Reviewer qdoh provides a strong initial assessment, rating our work as "good" across all key dimensions (Soundness: 3, Presentation: 3, Contribution: 3). They specifically recognize:
- The clear motivation and importance of enhancing causal-effect understanding in vision-language models
- The demonstrated performance improvements of both our CTN and CEN contributions on MSVD and MSRVTT benchmarks
Reviewer 8P6x particularly recognizes:
- The innovation of our causal-temporal narrative benchmark
- The effectiveness of our two-stage encoder framework
- The demonstrated performance improvements over comparative methods
Reviewer 8bE2 supports our work and emphasizes key aspects: our advancement in video understanding, the importance of CTN, novel CEN architecture and also, our effective dual validation strategy combining automatic and human evaluations.
Reviewer YiKX notes our novelty in incorporating causal understanding into video captioning and acknowledges our robust data generation pipeline. They also support our strong technical foundation and benchmark performance.
Comprehensive Response to Technical Feedback
We have provided thorough responses to all reviewer concerns, though engagement remains incomplete:
For Reviewer qdoh, who has not engaged in discussion despite our responses:
- Provided complete dataset statistics for MSVD-CTN and MSRVTT-CTN
- Added cross-dataset performance analysis with literature support (Lin et al. 2022, Ventura et al. 2024)
- Implemented new LLM-based evaluation metrics
- Provided the updated manuscript
For Reviewer 8P6x, who has not responded to our final experimental results:
- Enhanced human evaluation methodology with five domain experts
- Demonstrated alignment with dataset conventions
- Provided visual analysis of caption generation approaches
- Provided accessibility benefits analysis
For Reviewer 8bE2, who increased their rating:
- Added comprehensive EMScore distribution analysis
- Enhanced prompt ablation studies
- Added dataset statistics and visualization
- Improved Presentation Clarity
For Reviewer YiKX, who increased their rating following our responses:
- Added CLIP fine-tuning ablation studies
- Improved table clarity and presentation
- Implemented LLM-based evaluations
Manuscript Improvements
Based on reviewer feedback, we have enhanced the manuscript through:
- Enhanced Dataset Documentation
- Strengthened Technical Validation
- Improved Presentation Clarity
- Additional Analysis Components
Current Review Status
Two reviewers have actively participated throughout the discussion:
Reviewer 8bE2 maintains strong support (rating: 8), consistently emphasizing our work's significance and originality.
Reviewer YiKX has increased their rating (6) following our technical clarifications.

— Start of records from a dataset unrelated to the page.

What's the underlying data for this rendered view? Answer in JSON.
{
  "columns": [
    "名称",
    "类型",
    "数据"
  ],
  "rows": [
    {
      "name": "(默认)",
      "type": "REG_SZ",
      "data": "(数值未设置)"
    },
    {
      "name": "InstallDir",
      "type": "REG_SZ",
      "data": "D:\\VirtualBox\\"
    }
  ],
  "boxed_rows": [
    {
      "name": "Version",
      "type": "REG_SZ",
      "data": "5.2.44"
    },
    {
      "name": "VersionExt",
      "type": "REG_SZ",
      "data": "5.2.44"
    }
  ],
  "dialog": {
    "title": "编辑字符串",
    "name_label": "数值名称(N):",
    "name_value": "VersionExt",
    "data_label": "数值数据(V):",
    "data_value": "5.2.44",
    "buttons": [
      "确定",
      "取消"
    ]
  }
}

Despite providing all requested information, we await engagement from:
- Reviewer qdoh who has not participated in the discussion phase
- Reviewer 8P6x who has not responded to our final experimental results
The enhanced manuscript provides thorough validation of our approach through comprehensive empirical analysis, even as we await responses from these reviewers. Our work is supported by the positive feedback and increased ratings from actively engaged reviewers.

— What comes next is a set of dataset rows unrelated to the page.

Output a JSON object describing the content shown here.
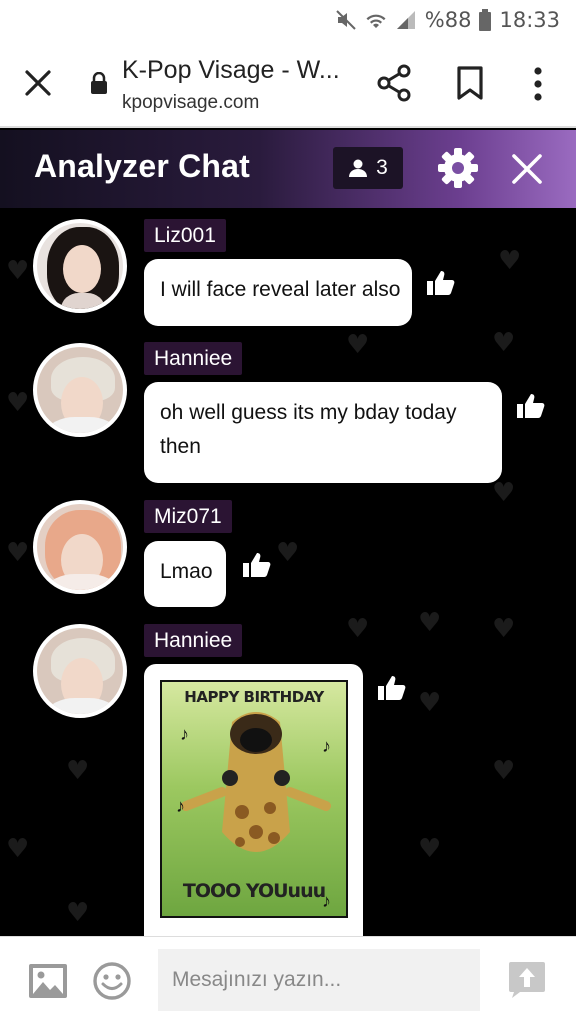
{
  "status_bar": {
    "battery": "%88",
    "time": "18:33"
  },
  "browser": {
    "page_title": "K-Pop Visage - W...",
    "url": "kpopvisage.com"
  },
  "chat_header": {
    "title": "Analyzer Chat",
    "user_count": "3"
  },
  "messages": [
    {
      "username": "Liz001",
      "text": "I will face reveal later also"
    },
    {
      "username": "Hanniee",
      "text": "oh well guess its my bday today then"
    },
    {
      "username": "Miz071",
      "text": "Lmao"
    },
    {
      "username": "Hanniee",
      "image_text_top": "HAPPY BIRTHDAY",
      "image_text_bottom": "TOOO YOUuuu"
    }
  ],
  "input": {
    "placeholder": "Mesajınızı yazın..."
  },
  "colors": {
    "header_accent": "#9a6bc0",
    "username_bg": "#2b1433",
    "background": "#000000"
  }
}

The paper introduces a new video captioning benchmark focusing on causal-temporal narratives, along with a method tailored for this task. It concluded the review process with three positive evaluations (two 6s and an 8) and a negative review, which might have been improved had the reviewer been more active in the discussion. Two reviewers explicitly supported the acceptance of the paper, with one playing a significant role in driving the discussion forward. The author rebuttal effectively addressed the majority of concerns, leading all initially negative reviewers to increase their ratings. With final sentiments leaning positively, the AC also recommends the acceptance of the paper.
审稿人讨论附加意见
The reviewers raised concerns on various aspects such as evaluation methods, the need for additional experiments, and ablation studies. In response, the authors provided a rebuttal that included results from further experiments, successfully addressing most of the concerns raised in the reviews.